Turning Back the Pages

Construction worker killed

Charles Flynn, 22, of Corinth, a workman in the employ of Warren Curtis Jr., in the construction of the new Corinth dam across the Hudson River, was killed the afternoon of March 6, 1912 by being pinned between a wheel of a wagon which he, with five others, was loading with sand and a five-ton piece of frozen sand and stones, which suddenly detached itself from the bank where they were working. Work was being rushed on the dam in an effort to complete it before the spring freshets set in.

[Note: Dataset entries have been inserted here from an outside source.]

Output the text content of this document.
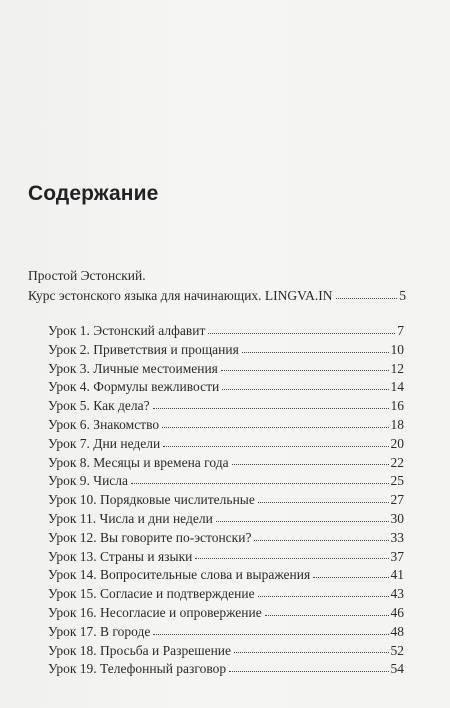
Содержание
Простой Эстонский.
Курс эстонского языка для начинающих. LINGVA.IN	5
Урок 1. Эстонский алфавит	7
Урок 2. Приветствия и прощания	10
Урок 3. Личные местоимения	12
Урок 4. Формулы вежливости	14
Урок 5. Как дела?	16
Урок 6. Знакомство	18
Урок 7. Дни недели	20
Урок 8. Месяцы и времена года	22
Урок 9. Числа	25
Урок 10. Порядковые числительные	27
Урок 11. Числа и дни недели	30
Урок 12. Вы говорите по-эстонски?	33
Урок 13. Страны и языки	37
Урок 14. Вопросительные слова и выражения	41
Урок 15. Согласие и подтверждение	43
Урок 16. Несогласие и опровержение	46
Урок 17. В городе	48
Урок 18. Просьба и Разрешение	52
Урок 19. Телефонный разговор	54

The body was horrible mangled by the impact and the injured man lived only 15 minutes.

Corinth dam brings power

With the completion of the Corinth dam in the near future, flooding a large area of land from Corinth to Luzerne and far up the Sacandaga River, power will be furnished for a large pulp and paper mill.

Also, thousands of dollars will be expended in building homes for the paper men who will be brought to that section.

On the Luzerne side of the river a large and up-to-date electric plant will be erected to furnish light and power for the villages of Corinth and Luzerne.

In other Corinth news, a petition bearing the signatures of 20 freeholders of the village asking for the extension of the corporation line of the village in an easterly direction was presented Feb. 28, 1912 to the board of village trustees.

Weather madness experienced

One day recently a young man passed through Chestertown driving two dogs hitched to a sleigh. With all the cold and snow and seeing the fur-clad driver and the dog team, a person standing on the street could easily imagine himself to be in the Klondike.

Washington’s birthday anniversary on Feb. 22, 1912 will be remembered because of the great variety of weather. The day began with a snowstorm which turned into rain, accompanied by thunder and lightening - a regular summer-type shower which again changed to snow and a heavy wind. The day ended with a small blizzard. On Feb. 26, 1912, 12 and a half inches fell on Bakers Mills.